As a policy matter, however, should the government exercise these options? It might sound intuitive that a firm that receives $X in public funding should have its profits reduced by $X (or should return $X to the government from those profits), but if public funding is directed toward innovation that the market undervalues—like vaccines, particularly in a pandemic when they have huge positive externalities and speed is of the essence—then reducing the market reward for these technologies may be counterproductive. This is why it doesn’t make sense as a general matter to ask firms that make use of public funding to provide the public with a “return on investment.” As noted above, although Moderna had substantial government funding, there were good reasons for the government not to pursue this project in-house.

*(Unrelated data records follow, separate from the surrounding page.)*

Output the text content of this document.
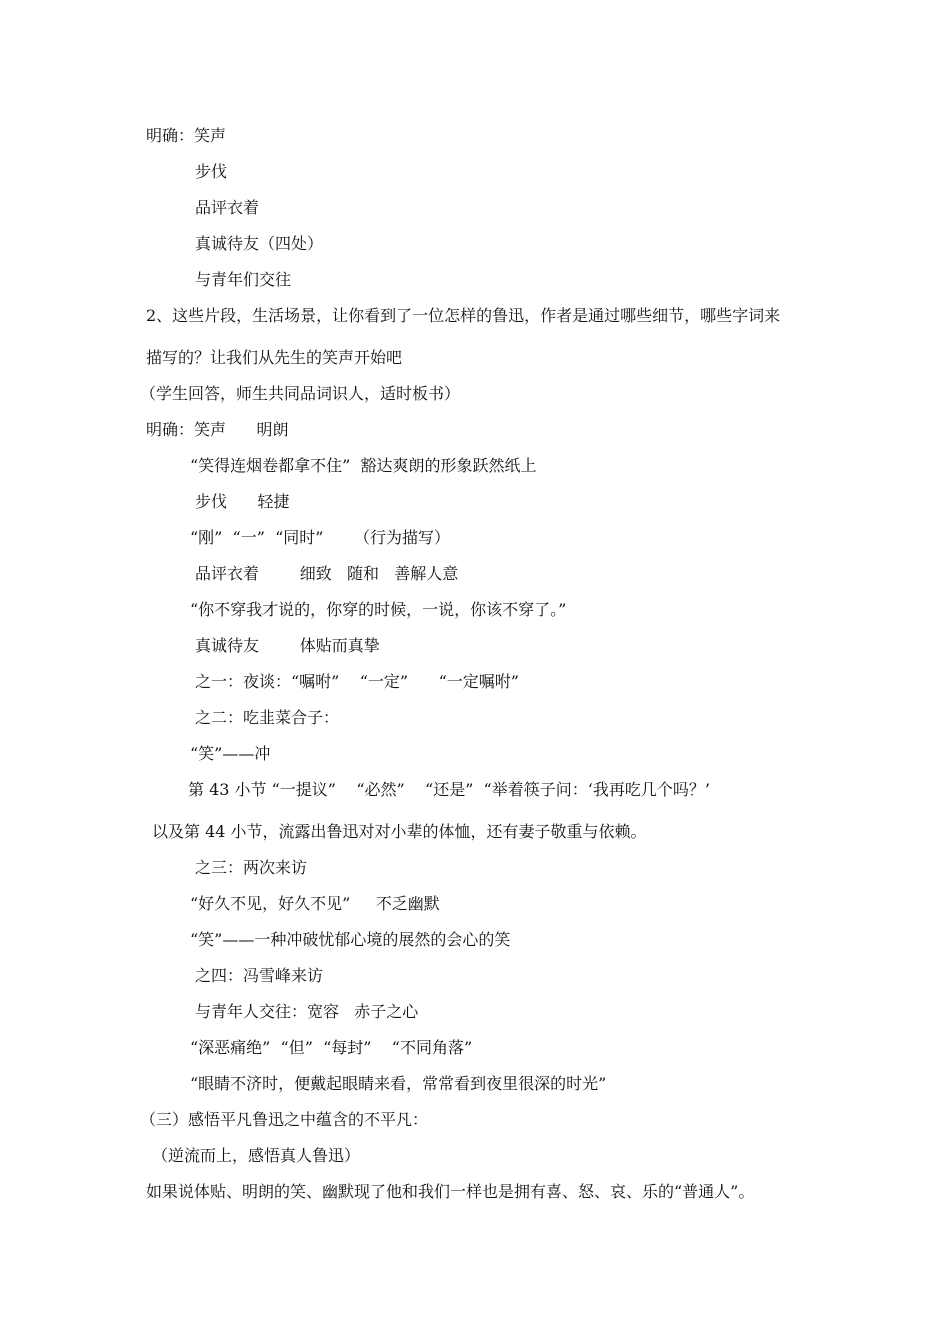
明确：笑声
步伐
品评衣着
真诚待友（四处）
与青年们交往
2、这些片段，生活场景，让你看到了一位怎样的鲁迅，作者是通过哪些细节，哪些字词来
描写的？让我们从先生的笑声开始吧
（学生回答，师生共同品词识人，适时板书）
明确：笑声      明朗
“笑得连烟卷都拿不住”  豁达爽朗的形象跃然纸上
步伐      轻捷
“刚”  “一”  “同时”      （行为描写）
品评衣着        细致   随和   善解人意
“你不穿我才说的，你穿的时候，一说，你该不穿了。”
真诚待友        体贴而真挚
之一：夜谈：“嘱咐”    “一定”      “一定嘱咐”
之二：吃韭菜合子：
“笑”——冲
第 43 小节 “一提议”    “必然”    “还是”  “举着筷子问：‘我再吃几个吗？’
以及第 44 小节，流露出鲁迅对对小辈的体恤，还有妻子敬重与依赖。
之三：两次来访
“好久不见，好久不见”     不乏幽默
“笑”——一种冲破忧郁心境的展然的会心的笑
之四：冯雪峰来访
与青年人交往：宽容   赤子之心
“深恶痛绝”  “但”  “每封”    “不同角落”
“眼睛不济时，便戴起眼睛来看，常常看到夜里很深的时光”
（三）感悟平凡鲁迅之中蕴含的不平凡：
（逆流而上，感悟真人鲁迅）
如果说体贴、明朗的笑、幽默现了他和我们一样也是拥有喜、怒、哀、乐的“普通人”。
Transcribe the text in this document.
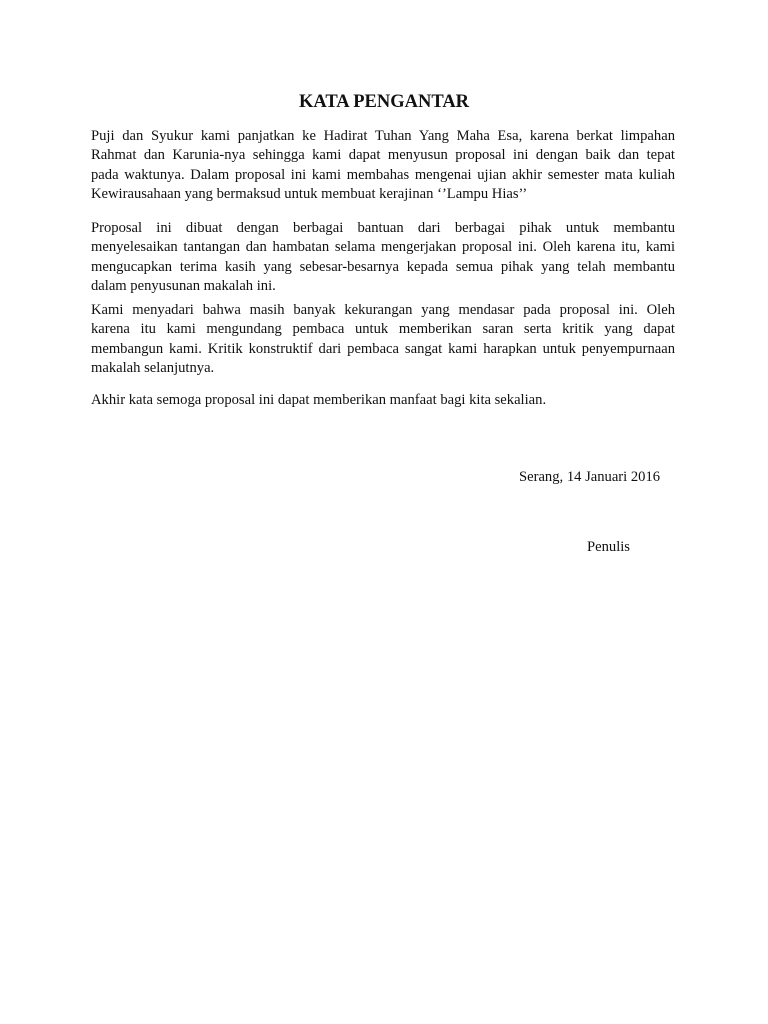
KATA PENGANTAR
Puji dan Syukur kami panjatkan ke Hadirat Tuhan Yang Maha Esa, karena berkat limpahan
Rahmat dan Karunia-nya sehingga kami dapat menyusun proposal ini dengan baik dan tepat
pada waktunya. Dalam proposal ini kami membahas mengenai ujian akhir semester mata kuliah
Kewirausahaan yang bermaksud untuk membuat kerajinan ‘’Lampu Hias’’
Proposal ini dibuat dengan berbagai bantuan dari berbagai pihak untuk membantu
menyelesaikan tantangan dan hambatan selama mengerjakan proposal ini. Oleh karena itu, kami
mengucapkan terima kasih yang sebesar-besarnya kepada semua pihak yang telah membantu
dalam penyusunan makalah ini.
Kami menyadari bahwa masih banyak kekurangan yang mendasar pada proposal ini. Oleh
karena itu kami mengundang pembaca untuk memberikan saran serta kritik yang dapat
membangun kami. Kritik konstruktif dari pembaca sangat kami harapkan untuk penyempurnaan
makalah selanjutnya.
Akhir kata semoga proposal ini dapat memberikan manfaat bagi kita sekalian.
Serang, 14 Januari 2016
Penulis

It is hard to imagine a public entity having a vaccine ready for testing by February 7, or moving into Phase III trials less than six months later.
Does this mean that the government should pay anything Moderna demands? Of course not. The “market” for drugs and vaccines is in many ways government-constructed, and policy changes like government healthcare coverage that affect the expected market size have demonstrable effects on pharmaceutical innovation; the U.S. healthcare system is not, classically, a “free market.” U.S. policymakers should consider following the lead of most other countries in adding some form of cost-effectiveness analysis (also known as health technology assessment) to healthcare reimbursement policy, which would limit reimbursement for drugs that provide little benefit over existing treatments. Changes in this direction by private pharmacy benefit managers had a measurable effect in pulling innovation toward more scientifically novel research; reform at the federal level would presumably be even more effective. In short, policymakers should make use of the large number of tools at their disposal to tailor developers’ rewards to the actual social value that their products provide. And for COVID-19 vaccines, that value is pretty darn high.
Disclosure: Rachel Sachs sits on the Midwest Comparative Effectiveness Public Advisory Council for the Institute for Clinical and Economic Review, a health technology assessment organization. She has had no involvement with ICER’s analysis and publications on COVID-19 treatments and vaccines.
This post is part of a series on COVID-19 innovation law and policy. Author order is rotated with each post.